Back2Work: Accepting Feedback

You're not perfect.
You don't know everything.
You're not nearly as smart as you think.
Your idea is not good and off mark.

Now we've gotten that out of the way, let's talk about another valuable skill every creative needs to have: flexibility.

Last week I talked about Presentation 101, and here comes the follow up to that - you've presented your work and now people are giving you feedback. What now?

Flexibility includes being open to changing your idea, being willing to do things you may not necessarily understand or agree with, being unemotional when someone tears your work apart and bouncing back to edit and create something new.

It's not easy.

You put so much time and thought into your work, when people don't like it or don't get it, it's hard not to take it personally.

Here's the thing though, you're at work and - wait for it - your feelings don't matter. You have a professional responsibility to do the work asked of you and to serve the client. So suck it up Buster.

Sometimes the feedback will make sense and totally add to your idea and make it exponentially better. Sometimes the feedback is about something small and unrelated to the overall idea, which is great, but no one can seem to see it because they're so stuck on this one little thing. Sometimes the feedback sucks the charm out of your idea and turns it into something lifeless and boring.

Tough tits.

Everybody's a critic. So expect to get feedback (which is Latin for "dream crushing") from every direction and at even step in the process. Your partner, your planner, your CD, his CD, the account team, the client, the janitor...

And you've got to figure out how to suck it up, take it in and shake it off, go back and start over. 

I'm still learning. It's definitely a process. I smile on the outside while inside I'm throwing a Minnesota-sized tantrum or crying like you ate my last Kit Kat.

In the meantime, here are a few things I've learned to do when receiving feedback:

* Nod.

* Respond with affirmatives to show you're listening. Ok. Hmm. Interesting thought.

* Ask questions.
What do you think we could do to fix that? Is the idea wrong or the execution?
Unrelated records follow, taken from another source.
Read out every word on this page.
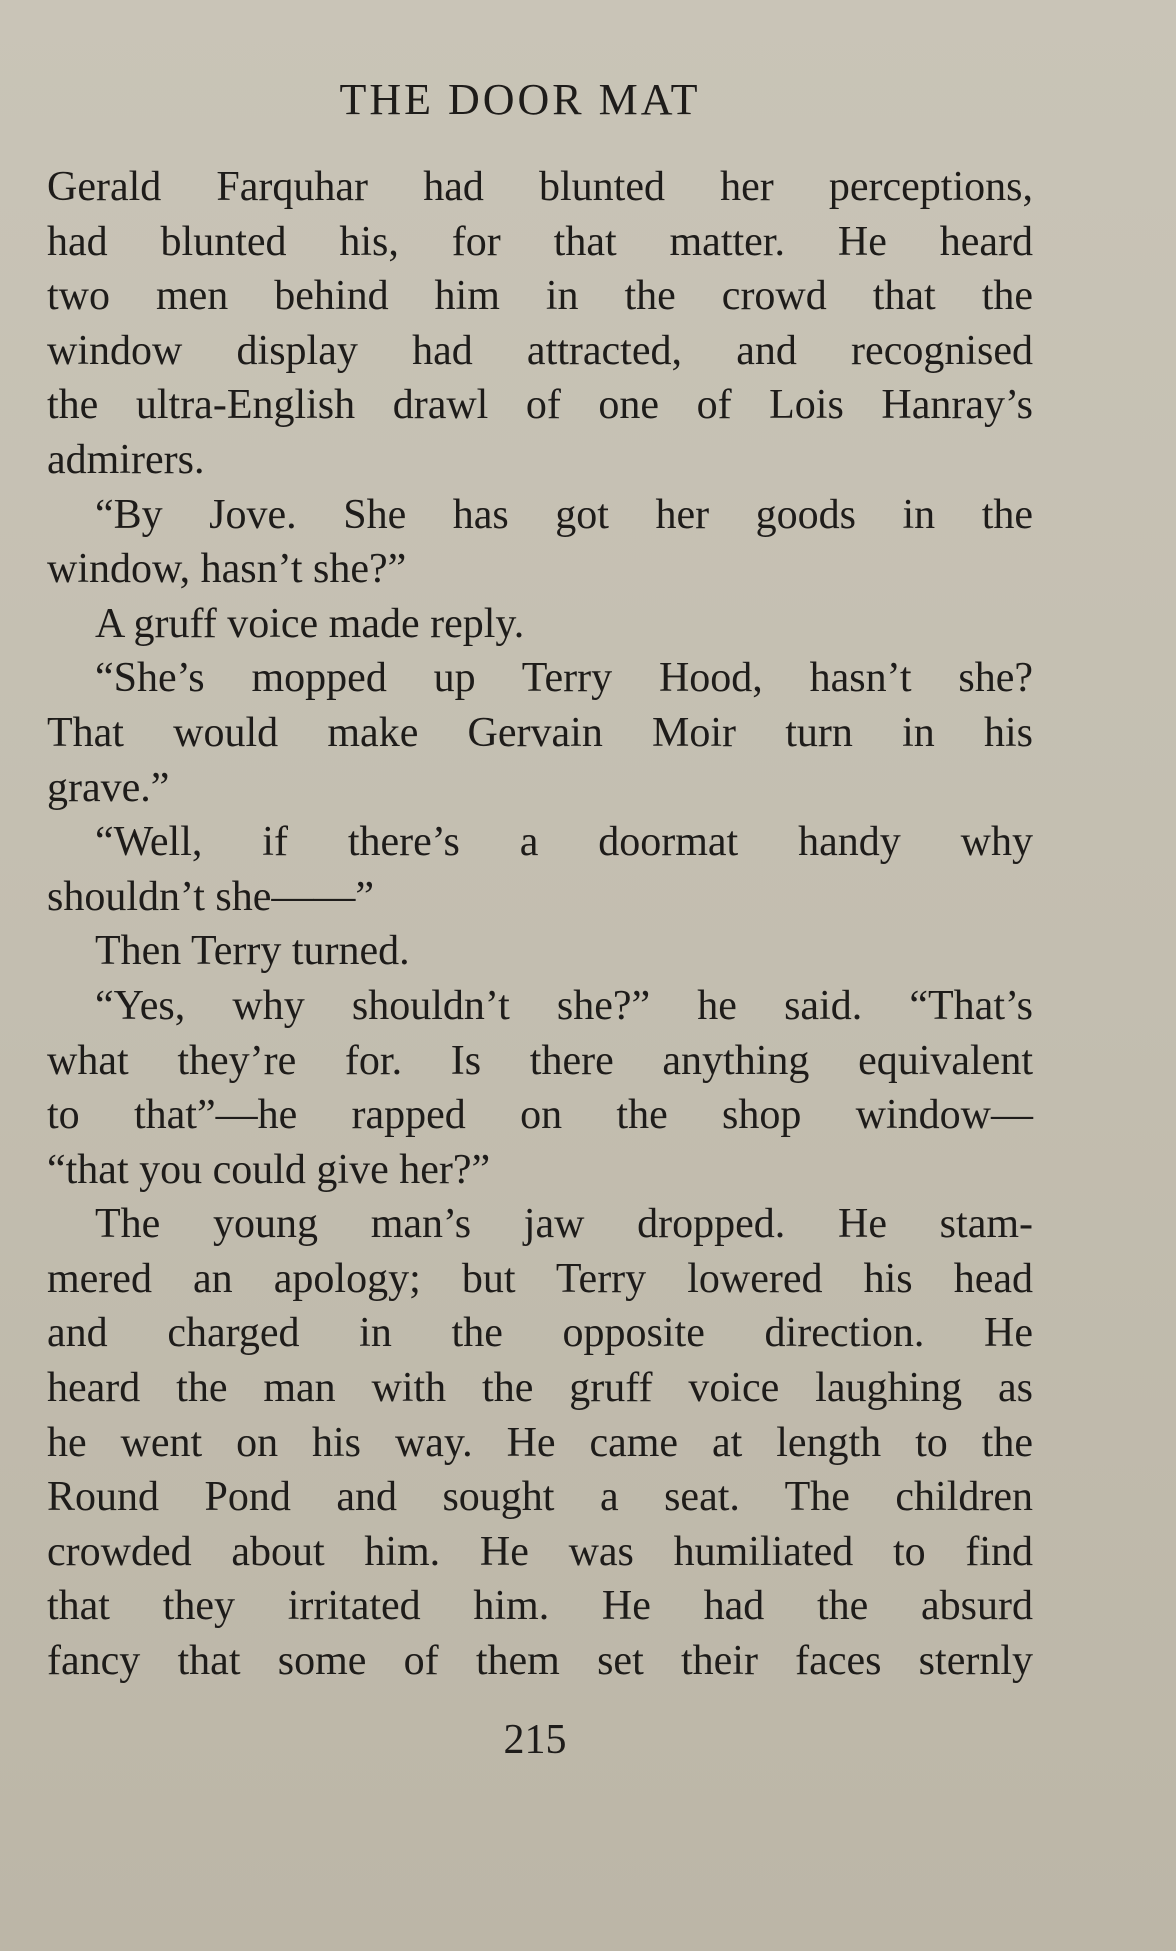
THE DOOR MAT
Gerald Farquhar had blunted her perceptions,
had blunted his, for that matter. He heard
two men behind him in the crowd that the
window display had attracted, and recognised
the ultra-English drawl of one of Lois Hanray’s
admirers.
“By Jove. She has got her goods in the
window, hasn’t she?”
A gruff voice made reply.
“She’s mopped up Terry Hood, hasn’t she?
That would make Gervain Moir turn in his
grave.”
“Well, if there’s a doormat handy why
shouldn’t she——”
Then Terry turned.
“Yes, why shouldn’t she?” he said. “That’s
what they’re for. Is there anything equivalent
to that”—he rapped on the shop window—
“that you could give her?”
The young man’s jaw dropped. He stam-
mered an apology; but Terry lowered his head
and charged in the opposite direction. He
heard the man with the gruff voice laughing as
he went on his way. He came at length to the
Round Pond and sought a seat. The children
crowded about him. He was humiliated to find
that they irritated him. He had the absurd
fancy that some of them set their faces sternly
215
* Present any immediate thoughts you have to fix the situation.
What if we changed the blue parts to green? Do you think it needs more cowbell?
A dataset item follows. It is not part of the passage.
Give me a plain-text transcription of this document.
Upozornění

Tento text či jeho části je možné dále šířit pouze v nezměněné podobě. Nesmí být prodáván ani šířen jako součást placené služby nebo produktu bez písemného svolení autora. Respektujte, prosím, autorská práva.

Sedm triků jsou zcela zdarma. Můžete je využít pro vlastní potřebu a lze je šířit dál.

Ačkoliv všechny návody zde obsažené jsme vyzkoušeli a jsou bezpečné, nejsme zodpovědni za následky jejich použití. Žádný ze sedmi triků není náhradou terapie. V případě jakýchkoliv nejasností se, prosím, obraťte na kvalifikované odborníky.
* Take notes. It'll help you remember later on when you go reconcept and it also makes you look interested and engaged.

* Promise to take  it all into consideration for the next round. Now that you know what not to do, it's easier to get on the right path

* Thank them. They could've easily smiled in your face and let you go on working on your foolish idea, meanwhile talking about you behind your back and swearing to never work with you again. (I've seen it happen.)

* Suck it up. I've said it a lot because I want you to remember it. No one has a vendetta against you. No one cares how hard you worked on it. No one gives a fried twinkie that your feelings are hurt. This isn't personal. This is work. The Nasdaq doesn't shut down because you had a bad day. So go take a walk and come back and start from square one. Or square two. Or maybe triangle B. Just get back in there and get back to work.
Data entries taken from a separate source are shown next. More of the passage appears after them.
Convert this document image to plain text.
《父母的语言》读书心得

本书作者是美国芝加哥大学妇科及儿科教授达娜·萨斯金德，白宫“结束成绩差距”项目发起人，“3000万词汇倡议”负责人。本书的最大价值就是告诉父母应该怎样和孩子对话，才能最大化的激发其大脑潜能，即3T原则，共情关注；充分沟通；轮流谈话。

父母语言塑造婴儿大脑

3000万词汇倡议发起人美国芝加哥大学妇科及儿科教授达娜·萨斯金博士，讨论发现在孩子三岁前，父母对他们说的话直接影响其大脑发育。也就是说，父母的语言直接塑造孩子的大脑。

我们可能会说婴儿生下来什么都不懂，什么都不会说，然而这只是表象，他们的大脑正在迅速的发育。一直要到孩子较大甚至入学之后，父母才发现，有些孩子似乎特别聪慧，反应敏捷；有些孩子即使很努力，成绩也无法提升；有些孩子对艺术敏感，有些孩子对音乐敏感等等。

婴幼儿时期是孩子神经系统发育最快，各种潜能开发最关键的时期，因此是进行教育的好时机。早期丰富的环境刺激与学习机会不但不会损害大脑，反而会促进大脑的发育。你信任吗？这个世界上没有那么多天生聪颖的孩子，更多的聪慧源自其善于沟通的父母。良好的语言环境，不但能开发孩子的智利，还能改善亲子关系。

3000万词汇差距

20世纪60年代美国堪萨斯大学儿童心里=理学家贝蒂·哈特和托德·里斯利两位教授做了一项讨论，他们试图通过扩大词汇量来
Every bit of feedback, welcomed or off mark, can help you grow. I'm not saying that every bit of criticism is helpful or will make your idea better. But you just have to learn to accept feedback and deal with hearing that you're not perfect, you don't know everything and your idea is not good. 

Do what you need to do to make yourself feel like the best there ever was before or after work, but when you step into that office, turn off your ego, put your feelings in your back pocket and be ready deal with people putting in their two cents on everything from the way you say rinse to the typeface you used in that layout to everything about all seven campaigns you spend four sleepless nights coming up with.